The parliamentarian essentially sits as the judge in a dispute over whether a provision or piece of a provision is in violation of the Byrd rule. The “Byrd bath” is purely a creature of the budget process — the parliamentarians generally don’t have to review a regular-order bill.

But unlike in an appellate court, there’s typically no public record of why a parliamentary ruling went one way or what factors were considered in giving the advice.

However, the deliberations are far from cursory or arbitrary, according to former Senate staff members who have participated in them in the past. The vetting process when a Byrd rule point of order is anticipated is extensive and often begins before the bill’s markup.

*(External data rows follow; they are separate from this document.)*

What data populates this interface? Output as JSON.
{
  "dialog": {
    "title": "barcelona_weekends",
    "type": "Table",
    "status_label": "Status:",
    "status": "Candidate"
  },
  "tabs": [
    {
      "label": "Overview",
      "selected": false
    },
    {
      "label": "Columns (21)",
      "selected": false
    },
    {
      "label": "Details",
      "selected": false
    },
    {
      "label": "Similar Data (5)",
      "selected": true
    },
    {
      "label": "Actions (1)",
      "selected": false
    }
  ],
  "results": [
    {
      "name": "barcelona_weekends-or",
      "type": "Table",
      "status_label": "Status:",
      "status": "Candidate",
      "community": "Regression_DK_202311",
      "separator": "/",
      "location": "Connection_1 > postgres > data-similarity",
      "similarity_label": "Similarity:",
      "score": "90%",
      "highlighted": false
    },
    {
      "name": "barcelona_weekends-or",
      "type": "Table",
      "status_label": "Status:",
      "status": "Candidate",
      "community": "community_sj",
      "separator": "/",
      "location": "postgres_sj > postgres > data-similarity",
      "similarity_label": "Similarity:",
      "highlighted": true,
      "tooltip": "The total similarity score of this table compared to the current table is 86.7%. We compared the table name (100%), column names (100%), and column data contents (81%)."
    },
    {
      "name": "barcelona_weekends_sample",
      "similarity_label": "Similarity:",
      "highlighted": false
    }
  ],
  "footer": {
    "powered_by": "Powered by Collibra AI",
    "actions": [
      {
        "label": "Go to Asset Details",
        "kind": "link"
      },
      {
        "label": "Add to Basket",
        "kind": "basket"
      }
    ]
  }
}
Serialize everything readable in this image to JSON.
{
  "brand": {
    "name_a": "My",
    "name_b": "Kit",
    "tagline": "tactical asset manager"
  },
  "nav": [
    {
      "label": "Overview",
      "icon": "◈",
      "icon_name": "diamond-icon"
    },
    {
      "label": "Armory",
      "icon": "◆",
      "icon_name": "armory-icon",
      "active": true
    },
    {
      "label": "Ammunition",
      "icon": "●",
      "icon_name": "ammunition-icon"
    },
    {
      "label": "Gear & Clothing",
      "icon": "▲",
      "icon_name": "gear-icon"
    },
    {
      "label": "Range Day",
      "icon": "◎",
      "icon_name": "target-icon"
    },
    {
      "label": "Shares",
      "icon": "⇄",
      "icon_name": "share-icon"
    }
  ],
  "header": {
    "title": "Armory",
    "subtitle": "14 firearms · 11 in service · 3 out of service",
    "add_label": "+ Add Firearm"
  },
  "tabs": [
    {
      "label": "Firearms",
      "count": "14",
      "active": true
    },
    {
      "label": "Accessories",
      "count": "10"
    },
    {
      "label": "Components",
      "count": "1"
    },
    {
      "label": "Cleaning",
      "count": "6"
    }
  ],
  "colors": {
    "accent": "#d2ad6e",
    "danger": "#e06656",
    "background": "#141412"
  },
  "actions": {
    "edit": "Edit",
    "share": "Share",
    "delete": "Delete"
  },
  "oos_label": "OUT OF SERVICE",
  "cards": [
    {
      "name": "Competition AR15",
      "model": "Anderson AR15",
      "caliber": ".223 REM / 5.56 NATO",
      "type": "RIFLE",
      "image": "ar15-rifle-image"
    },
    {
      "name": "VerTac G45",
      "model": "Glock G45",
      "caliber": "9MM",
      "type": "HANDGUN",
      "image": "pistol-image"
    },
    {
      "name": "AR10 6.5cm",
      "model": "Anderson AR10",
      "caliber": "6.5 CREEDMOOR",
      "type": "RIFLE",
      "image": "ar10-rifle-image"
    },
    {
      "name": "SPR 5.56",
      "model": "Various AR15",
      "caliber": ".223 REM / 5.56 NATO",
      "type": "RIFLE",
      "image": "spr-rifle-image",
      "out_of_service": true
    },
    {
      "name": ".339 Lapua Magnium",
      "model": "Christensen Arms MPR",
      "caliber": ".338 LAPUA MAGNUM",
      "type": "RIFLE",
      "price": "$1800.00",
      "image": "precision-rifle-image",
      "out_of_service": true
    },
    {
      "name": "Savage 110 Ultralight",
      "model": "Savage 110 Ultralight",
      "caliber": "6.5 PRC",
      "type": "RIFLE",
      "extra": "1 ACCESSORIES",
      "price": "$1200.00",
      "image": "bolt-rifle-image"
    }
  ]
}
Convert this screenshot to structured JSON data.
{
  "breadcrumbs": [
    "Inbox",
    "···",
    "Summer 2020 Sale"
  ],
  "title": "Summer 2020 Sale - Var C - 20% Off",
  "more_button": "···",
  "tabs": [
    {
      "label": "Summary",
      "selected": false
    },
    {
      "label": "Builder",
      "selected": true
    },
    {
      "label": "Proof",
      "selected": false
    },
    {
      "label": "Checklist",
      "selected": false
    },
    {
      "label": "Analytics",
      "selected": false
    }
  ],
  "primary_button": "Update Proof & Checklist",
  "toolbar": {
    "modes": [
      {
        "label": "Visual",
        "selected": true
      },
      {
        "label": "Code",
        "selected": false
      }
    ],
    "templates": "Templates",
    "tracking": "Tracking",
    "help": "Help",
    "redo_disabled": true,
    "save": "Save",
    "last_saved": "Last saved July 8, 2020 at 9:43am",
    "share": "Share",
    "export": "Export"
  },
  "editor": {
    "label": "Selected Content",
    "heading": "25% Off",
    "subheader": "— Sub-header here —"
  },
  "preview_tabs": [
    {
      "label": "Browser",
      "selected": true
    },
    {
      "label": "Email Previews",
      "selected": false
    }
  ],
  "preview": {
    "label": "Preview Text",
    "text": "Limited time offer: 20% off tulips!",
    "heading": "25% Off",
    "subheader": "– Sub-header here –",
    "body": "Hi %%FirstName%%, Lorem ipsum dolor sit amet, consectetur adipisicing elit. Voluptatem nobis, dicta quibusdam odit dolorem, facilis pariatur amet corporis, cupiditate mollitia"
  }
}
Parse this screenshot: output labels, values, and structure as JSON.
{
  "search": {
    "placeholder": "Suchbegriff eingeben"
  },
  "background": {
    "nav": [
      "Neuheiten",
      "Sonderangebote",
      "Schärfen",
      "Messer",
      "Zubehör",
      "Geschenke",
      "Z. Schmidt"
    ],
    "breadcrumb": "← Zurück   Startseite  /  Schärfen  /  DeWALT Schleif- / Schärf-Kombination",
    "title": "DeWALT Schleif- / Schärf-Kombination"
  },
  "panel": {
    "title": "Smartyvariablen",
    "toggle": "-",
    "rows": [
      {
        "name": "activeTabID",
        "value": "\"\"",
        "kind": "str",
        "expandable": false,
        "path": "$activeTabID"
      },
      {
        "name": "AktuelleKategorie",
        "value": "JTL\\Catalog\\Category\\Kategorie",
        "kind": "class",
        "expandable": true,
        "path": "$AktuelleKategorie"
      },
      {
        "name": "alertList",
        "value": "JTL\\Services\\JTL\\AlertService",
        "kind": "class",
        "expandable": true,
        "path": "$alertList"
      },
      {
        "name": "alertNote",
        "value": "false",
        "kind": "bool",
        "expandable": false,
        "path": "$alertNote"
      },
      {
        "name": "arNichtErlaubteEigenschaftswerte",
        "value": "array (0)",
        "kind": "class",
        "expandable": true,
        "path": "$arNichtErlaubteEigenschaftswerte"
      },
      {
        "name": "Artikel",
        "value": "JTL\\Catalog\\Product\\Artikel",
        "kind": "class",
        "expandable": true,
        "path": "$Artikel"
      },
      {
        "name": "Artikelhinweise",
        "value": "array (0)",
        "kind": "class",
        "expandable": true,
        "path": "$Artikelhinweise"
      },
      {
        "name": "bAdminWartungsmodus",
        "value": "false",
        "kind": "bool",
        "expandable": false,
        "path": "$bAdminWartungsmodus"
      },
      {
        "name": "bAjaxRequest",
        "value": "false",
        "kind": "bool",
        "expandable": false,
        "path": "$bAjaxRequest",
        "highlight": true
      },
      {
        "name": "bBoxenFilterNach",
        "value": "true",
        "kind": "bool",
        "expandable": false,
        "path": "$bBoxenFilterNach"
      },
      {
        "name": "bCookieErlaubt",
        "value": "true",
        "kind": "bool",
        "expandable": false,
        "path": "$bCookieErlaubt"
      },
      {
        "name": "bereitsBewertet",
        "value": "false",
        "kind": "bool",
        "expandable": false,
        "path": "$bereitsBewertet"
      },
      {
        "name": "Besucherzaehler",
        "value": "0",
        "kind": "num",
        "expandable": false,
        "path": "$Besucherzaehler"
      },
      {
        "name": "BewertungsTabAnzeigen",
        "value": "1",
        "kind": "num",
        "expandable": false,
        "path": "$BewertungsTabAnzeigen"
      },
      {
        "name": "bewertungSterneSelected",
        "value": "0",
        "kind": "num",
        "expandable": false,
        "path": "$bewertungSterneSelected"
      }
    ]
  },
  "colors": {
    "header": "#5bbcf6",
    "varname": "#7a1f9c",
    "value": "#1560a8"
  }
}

Senators’ staffs explain the policies in the proposed reconciliation bill to the parliamentarians. The staff members then work through the bill text with them, and the parliamentarians ask questions and sometimes give assignments to provide further explanations.

Sometimes senators offer insights into the deliberations behind the rulings. For example, on the Senate floor on March 25, 2010, then-Sen. Kent Conrad explained that the parliamentarian had advised that two provisions in the Healthcare and Education Reconciliation Act of 2010 violated the Byrd rule, and found it persuasive that the Congressional Budget Office concluded that they didn’t score for budgetary purposes (156 Cong. Rec. S2085). But that level of transparency is rare.

The parliamentarian is hired by the majority leadership, which means they can also be terminated by the party in control. But historically, the parliamentarian has generally continued to hold office through changes in party control.

There have been six parliamentarians since the role was established in 1935. Two were fired by the majority leader and then rehired later.

The Role of Precedent

If the parliamentarian plays the role of judge in matters of procedure, the precedents are akin to case law. One of the 1978 oral history interviews with Riddick highlighted the influence of precedents in legislative outcomes.

“The precedents of the Senate are just as significant as the rules of the Senate,” he said. “The rules are very vague in some regards, and the practices of the Senate pursuant to those rules are developed and established, and as they are established they become the rules of the Senate until the Senate should reverse this procedure.”

A thorough knowledge of the precedents is therefore an important part of the parliamentarian’s job, as is cataloguing them for future reference. The parliamentarians are some of the only people with access to all of them.

The main procedural rules of the Senate are printed in the Senate Manual and Riddick’s Senate ProcedureRiddick’s was at one point edited by former Sen. Robert C. Byrd, the principal Byrd rule sponsor who had an abiding interest in Senate procedure, and it compiles the principal rules governing how the body functions, plus minor tidbits like when flowers may be brought into the Senate chamber.

For the budget process, the Office of the Parliamentarian assembles a collection of electronic Senate precedents that is available only to senators and their staffs.

Those documents are unofficial and include precedents created after the publication of Riddick’s in 1992. The precedents are created by the Senate through a vote or a ruling by the presiding officer.

Sometimes the precedents regarding consideration of potential Byrd rule violations are made publicly available, but usually not in their entirety. The Byrd bath process, in which the parliamentarians meet with both Democratic and Republican Senate staffers, is closed to the public, and the underlying rationale for the decision is made public only if a senator chooses to talk about it publicly.

Only the ruling on whether a Byrd rule violation exists is usually announced. Although senators frequently announce when they have secured a favorable opinion from the Senate parliamentarian, they rarely explain the grounds for it.

Still, some of the considerations that go into whether there’s a Byrd rule violation are readily identifiable. Senate staff members look to revenue and budgetary estimates when available to show the budgetary impact of provisions.

Similar provisions in enacted reconciliation bills provide perhaps the most persuasive precedent, especially if they are relatively recent and survived a challenge from the Senate floor. Provisions in prior bills that went unchallenged might be less compelling precedent.

The opaqueness problem arises when a directly analogous precedent is lacking.

The Senate rules and precedents aren’t self-enforcing. It is incumbent on the senators to raise a point of order to contest a potential violation of the rules, and sometimes they don’t.

The Byrd rule, for example, doesn’t automatically apply to excise offending provisions.

The expediency of the budget reconciliation process for the majority party comes with distinct drawbacks, and that’s by design. The tax laws that result from the process are accordingly sometimes distinctive in what they’re missing because of the Byrd rule and the not entirely transparent precedents that have been created under it.